Poder e construção social na Idade Média: História e Historiografia | N. B. de Almeida, M. Candido da Silva

Há alguns anos o Laboratório de Estudos Medievais (LEME– USP/UNICAMP) movimenta o mercado editorial brasileiro com publicações instigantes sobre a Idade Média. Textos como Inventar a Heresia? Discursos polêmicos e poderes antes da Inquisição, organizado por Monique Zerner (2009), A Cavalaria, de Dominique Barthélemy (2010) e Cidades e Sociedades Urbanas na Itália Medieval: séculos XII-XIV, de Patrick Gilli (2011) contribuem para a renovação de bibliografia disponível em português e para a aceleração do intervalo entre as publicações originais e as traduções. Mas o grupo organizado e dirigido pelos professores Marcelo Cândido da Silva (USP) e Néri de Barros Almeida (UNICAMP) também publica obras coletivas que visam a reflexão historiográfica. Por exemplo, a obra A Idade Média entre os séculos XIX e XX (2008) e, mais recentemente, Pourquoi étudier le Moyen Âge? Les médiévistes face aux usages sociaux du passé (2012). Nesse contexto, a obra Poder e construção social na Idade Média: história e historiografia (2011) é uma interessante contribuição. Resenhar esta obra é o objetivo deste texto.

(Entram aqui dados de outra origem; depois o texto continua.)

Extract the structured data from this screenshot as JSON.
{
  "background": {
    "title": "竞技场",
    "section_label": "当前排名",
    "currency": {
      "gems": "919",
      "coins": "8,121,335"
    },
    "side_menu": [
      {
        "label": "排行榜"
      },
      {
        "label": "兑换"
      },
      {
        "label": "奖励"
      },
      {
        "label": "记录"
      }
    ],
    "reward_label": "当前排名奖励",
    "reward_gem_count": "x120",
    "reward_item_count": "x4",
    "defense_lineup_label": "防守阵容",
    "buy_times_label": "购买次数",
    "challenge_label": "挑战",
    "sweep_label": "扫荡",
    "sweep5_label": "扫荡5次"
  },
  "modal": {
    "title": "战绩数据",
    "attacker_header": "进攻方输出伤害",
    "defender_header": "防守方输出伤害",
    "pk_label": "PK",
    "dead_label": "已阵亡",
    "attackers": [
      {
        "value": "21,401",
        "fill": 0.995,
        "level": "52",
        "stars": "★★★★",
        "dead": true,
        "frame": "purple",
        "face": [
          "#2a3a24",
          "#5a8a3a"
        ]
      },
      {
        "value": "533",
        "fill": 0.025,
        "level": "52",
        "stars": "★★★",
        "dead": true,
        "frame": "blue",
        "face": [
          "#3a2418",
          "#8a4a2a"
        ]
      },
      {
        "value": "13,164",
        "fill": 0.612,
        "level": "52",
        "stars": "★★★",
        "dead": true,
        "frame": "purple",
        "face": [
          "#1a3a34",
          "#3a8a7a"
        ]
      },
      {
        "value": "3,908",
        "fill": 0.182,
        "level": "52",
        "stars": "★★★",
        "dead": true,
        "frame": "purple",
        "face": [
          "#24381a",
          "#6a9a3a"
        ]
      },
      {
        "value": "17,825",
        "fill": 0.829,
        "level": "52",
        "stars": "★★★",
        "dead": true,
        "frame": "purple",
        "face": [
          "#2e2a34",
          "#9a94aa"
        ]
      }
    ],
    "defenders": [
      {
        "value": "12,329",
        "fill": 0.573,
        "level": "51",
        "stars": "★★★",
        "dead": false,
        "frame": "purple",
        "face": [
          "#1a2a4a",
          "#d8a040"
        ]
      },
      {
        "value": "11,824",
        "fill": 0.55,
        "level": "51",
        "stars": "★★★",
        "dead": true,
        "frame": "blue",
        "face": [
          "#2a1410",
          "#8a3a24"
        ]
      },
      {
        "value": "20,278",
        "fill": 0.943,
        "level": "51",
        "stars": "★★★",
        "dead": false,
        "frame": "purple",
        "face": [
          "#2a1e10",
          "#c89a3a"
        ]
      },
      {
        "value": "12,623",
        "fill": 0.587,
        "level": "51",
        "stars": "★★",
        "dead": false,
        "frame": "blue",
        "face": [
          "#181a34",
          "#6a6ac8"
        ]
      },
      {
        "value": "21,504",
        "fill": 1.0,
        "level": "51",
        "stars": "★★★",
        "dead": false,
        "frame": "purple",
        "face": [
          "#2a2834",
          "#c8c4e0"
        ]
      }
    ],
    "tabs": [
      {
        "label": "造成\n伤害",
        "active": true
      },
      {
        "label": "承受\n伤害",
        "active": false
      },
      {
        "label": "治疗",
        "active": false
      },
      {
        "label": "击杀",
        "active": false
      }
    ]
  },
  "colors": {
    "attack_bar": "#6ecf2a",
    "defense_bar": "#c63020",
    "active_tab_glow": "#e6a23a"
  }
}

Um dos objetivos da obra é propor uma reflexão sobre as tensões entre a história cultural e a história política tradicional e, com isso, explorar a chamada nova história política. A coletânea é dividida em duas partes: as especificidades do poder na Idade Média e a construção historiográfica da Idade Média e sua relação com conflitos políticos contemporâneos. No primeiro aspecto, os problemas abordados são “as formas de atuação do poder responsáveis pela instituição de categorias sociais que reordenam, em um dado momento e de forma eficaz, toda a sociedade” e “a relação entre ideologia, gêneros textuais e categorias tradicionais de interpretação historiográfica”. No segundo aspecto, a construção contemporânea da Idade Média é considerada a partir das implicações de concepções como nação e Europa.

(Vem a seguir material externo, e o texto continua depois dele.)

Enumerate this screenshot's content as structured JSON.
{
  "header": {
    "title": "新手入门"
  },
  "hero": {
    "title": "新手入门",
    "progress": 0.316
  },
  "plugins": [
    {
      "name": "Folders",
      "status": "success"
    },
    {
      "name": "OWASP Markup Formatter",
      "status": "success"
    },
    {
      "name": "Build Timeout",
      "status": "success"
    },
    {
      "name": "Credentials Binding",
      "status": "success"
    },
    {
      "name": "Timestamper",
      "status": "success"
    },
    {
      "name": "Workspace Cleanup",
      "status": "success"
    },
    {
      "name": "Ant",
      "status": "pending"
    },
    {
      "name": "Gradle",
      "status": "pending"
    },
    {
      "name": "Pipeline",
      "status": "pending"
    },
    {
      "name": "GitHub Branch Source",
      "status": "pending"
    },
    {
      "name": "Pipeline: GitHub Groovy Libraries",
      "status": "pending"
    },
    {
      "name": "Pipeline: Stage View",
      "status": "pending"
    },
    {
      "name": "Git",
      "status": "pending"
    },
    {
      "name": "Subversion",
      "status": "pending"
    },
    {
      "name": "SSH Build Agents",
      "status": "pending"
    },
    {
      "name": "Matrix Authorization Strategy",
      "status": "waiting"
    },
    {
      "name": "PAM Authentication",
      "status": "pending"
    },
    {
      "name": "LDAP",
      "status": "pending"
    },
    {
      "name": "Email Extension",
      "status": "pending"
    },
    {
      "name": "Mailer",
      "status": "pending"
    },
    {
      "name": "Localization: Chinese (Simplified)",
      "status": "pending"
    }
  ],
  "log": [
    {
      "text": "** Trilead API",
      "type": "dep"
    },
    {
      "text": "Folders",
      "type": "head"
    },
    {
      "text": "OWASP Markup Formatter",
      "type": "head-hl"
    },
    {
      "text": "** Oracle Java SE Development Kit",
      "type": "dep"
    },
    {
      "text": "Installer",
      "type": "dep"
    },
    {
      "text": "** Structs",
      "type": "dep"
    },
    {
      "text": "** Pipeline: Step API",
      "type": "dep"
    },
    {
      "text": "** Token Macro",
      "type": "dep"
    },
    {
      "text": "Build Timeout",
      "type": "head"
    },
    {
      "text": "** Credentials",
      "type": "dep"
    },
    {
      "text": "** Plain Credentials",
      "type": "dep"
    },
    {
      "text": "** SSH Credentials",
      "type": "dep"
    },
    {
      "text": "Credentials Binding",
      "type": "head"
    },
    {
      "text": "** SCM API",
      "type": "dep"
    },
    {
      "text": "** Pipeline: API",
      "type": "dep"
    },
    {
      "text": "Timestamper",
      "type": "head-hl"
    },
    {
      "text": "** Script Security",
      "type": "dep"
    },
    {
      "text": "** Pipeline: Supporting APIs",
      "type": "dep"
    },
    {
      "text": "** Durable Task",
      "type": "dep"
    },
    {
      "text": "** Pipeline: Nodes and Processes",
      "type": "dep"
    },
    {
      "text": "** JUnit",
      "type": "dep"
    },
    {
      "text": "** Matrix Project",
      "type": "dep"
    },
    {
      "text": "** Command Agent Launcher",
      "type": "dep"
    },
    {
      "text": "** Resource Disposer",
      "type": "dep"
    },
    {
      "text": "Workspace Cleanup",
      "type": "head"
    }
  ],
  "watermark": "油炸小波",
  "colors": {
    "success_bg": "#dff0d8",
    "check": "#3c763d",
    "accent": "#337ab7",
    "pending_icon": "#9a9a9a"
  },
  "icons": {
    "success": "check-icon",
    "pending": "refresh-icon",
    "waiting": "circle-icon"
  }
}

Sete textos compõem a primeira parte da obra, que é dividida em dois blocos temáticos. O primeiro conjunto de textos oferece-nos um panorama que abrange desde o reino dos francos à formação dos juristas no século XV. O segundo bloco apresenta questões relacionadas a processos de cristianização no século VII, a entronização da batalha de Ourique como mito fundador da monarquia portuguesa no século XII e a construção de uma tradição hagiográfica no século XV. A segunda parte da obra é composta por dois textos.

De uma maneira geral, a obra aresenta estudos com recortes cronológicos e temáticos diversificados: as penínsulas ibérica e itálica; o reino dos francos e dos capetíngios. Os capítulos também refletem a diversidade institucional dos autores colaboradores. São quatro instituições brasileiras (UFGM, UnB, UNICAMP e USP) e cinco instituições francesas (CNRS/Auxerre-Dijon, Université de Lyon, Montpellier III, Paris I e X).

Essas características impõem um questionamento: há um conceito homogêneo de poder que permeia a obra? Não existe um conceito de poder capaz de abranger diferentes corpora documentais para diferentes sociedades em momentos distintos. Sendo assim, Poder e construção social na Idade Média revela sua principal característica: a pesquisa empírica e a reflexão aprofundada para cada contexto e documentação analisados pelos autores.

No capítulo “A ideologia do poder no reino dos francos”, escrito por Régine Le Jan, o tema principal é a relação entre poder e registro de acontecimentos para a construção de ideologias e identidades. A autora, professora de história medieval na universidade Paris I, aborda as relações entre a realeza e as elites na época merovíngia para a formação de “uma poderosa ideologia monárquica”. Segundo o texto, a memória coletiva no caso das identidades dos povos bárbaros está “pautada em um passado reconstruído, e a fundação de um reino”. Esse processo traduz “a emergência de uma consciência comum que se funda nas origens, se constrói no reino e se projeta no futuro”.2 Esta passagem permite a análise de aspectos da relação que os francos estabelecem com o passado troiano, por exemplo.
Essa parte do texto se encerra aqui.